Was bisher ein öffentlicher Streit zwischen zwei Politikern war, wird am nächsten Mittwoch vor Gericht ausgehandelt: Der 54-jährige Oberdörfer SP-Gemeinderat Salman Fistik muss sich wegen seiner Äusserungen über den ehemaligen FDP-Gemeindepräsidenten Ewald Fartek vor dem Strafgericht in Muttenz verantworten.

Es geht um verschiedene Äusserungen von Salman Fistik im Vorfeld sowie nach den Gemeindewahlen vom Februar 2016. Der 73-jährige Ewald Fartek wurde damals in Oberdorf abgewählt, im Juni 2016 reichte er seine Strafanzeige ein. Konkret geht es um angebliche Mauscheleien im Zusammenhang mit der Vergabe von Schulküchen an den Schwiegersohn von Fartek im Jahr 2015, auch bei einer Zahlung für Land im Jahr 2009 äusserte Fistik diffuse Vorwürfe an Ewald Fartek. Teilweise wiederholte er die Vorwürfe auch in der bz. Fartek wies die Vorwürfe von sich, Fistik verneinte eine Intrige.

Staatsanwalt Daniel Schmid stuft die Äusserungen von Salman Fistik allerdings als sogenannte qualifizierte Verleumdung ein: Fistik habe es planmässig darauf angelegt, den guten Ruf von Ewald Fartek zu untergraben.

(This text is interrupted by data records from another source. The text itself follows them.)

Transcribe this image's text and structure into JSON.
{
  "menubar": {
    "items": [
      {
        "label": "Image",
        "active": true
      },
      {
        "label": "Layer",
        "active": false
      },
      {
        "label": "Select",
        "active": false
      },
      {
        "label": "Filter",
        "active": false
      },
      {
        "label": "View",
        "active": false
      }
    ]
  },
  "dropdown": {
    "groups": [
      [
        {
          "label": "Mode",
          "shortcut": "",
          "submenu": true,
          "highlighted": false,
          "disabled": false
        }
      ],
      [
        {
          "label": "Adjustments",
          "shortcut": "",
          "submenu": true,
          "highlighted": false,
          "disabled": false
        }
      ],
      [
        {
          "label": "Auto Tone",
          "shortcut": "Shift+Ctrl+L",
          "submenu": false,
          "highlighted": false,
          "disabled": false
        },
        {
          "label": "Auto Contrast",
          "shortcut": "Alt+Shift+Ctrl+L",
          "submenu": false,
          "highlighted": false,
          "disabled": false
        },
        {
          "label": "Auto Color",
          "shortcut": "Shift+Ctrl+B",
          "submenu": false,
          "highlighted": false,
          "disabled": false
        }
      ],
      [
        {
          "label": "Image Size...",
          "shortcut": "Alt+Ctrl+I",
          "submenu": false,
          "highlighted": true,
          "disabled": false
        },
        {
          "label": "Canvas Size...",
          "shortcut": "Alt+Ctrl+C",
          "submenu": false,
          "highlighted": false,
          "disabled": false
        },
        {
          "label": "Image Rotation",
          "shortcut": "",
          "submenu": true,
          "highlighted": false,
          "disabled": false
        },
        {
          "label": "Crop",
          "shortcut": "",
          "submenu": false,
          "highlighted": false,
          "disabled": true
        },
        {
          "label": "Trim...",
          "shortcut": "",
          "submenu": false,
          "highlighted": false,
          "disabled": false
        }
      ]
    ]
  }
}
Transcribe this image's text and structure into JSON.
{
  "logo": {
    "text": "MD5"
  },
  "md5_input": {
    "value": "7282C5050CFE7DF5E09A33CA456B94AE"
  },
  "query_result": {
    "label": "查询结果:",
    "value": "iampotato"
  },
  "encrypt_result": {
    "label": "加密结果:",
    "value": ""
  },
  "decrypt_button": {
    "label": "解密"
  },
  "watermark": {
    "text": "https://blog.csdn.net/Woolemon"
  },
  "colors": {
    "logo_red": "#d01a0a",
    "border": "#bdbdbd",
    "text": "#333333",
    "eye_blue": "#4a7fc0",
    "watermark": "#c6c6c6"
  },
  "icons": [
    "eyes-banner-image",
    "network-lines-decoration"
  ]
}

Im Gegensatz zum Grundtatbestand der Verleumdung ist hier bei einem Schuldspruch eine Mindeststrafe von 30 Tagessätzen Geldstrafe vorgeschrieben.

Ganz so wasserdicht schätzt aber offenbar auch die Staatsanwaltschaft die Beweislage nicht ein, denn in Eventualanträgen ist auch eine «normale» Verleumdung ohne planmässiges Vorgehen angeklagt. Ein weiterer Eventualantrag sieht eine Verurteilung wegen übler Nachrede vor: Der feine juristische Unterschied liegt hauptsächlich darin, dass hier auch ohne böse Absicht eine Verurteilung möglich ist.

Geschützt ist bloss die Ehre als Person

Bei all diesen Strafbestimmungen geht es aber um die Ehre einer Person an sich, nicht um die Ehre als Politiker: Es ist die undankbare Aufgabe des Richters, die Äusserungen auf diesen Unterschied hin abzuklopfen und wenn nötig dabei auch Haare zu spalten. Bei politischen Auseinandersetzungen insbesondere im Wahlkampf gewährt man den Kontrahenten sowieso etwas mehr Luft. Als ehemaliger Finanzvorstand im Gemeinderat dürfte Ewald Fartek allerdings wohl damit argumentieren, dass Vorwürfe der Vetternwirtschaft durchaus auch seine persönliche Ehre angreifen.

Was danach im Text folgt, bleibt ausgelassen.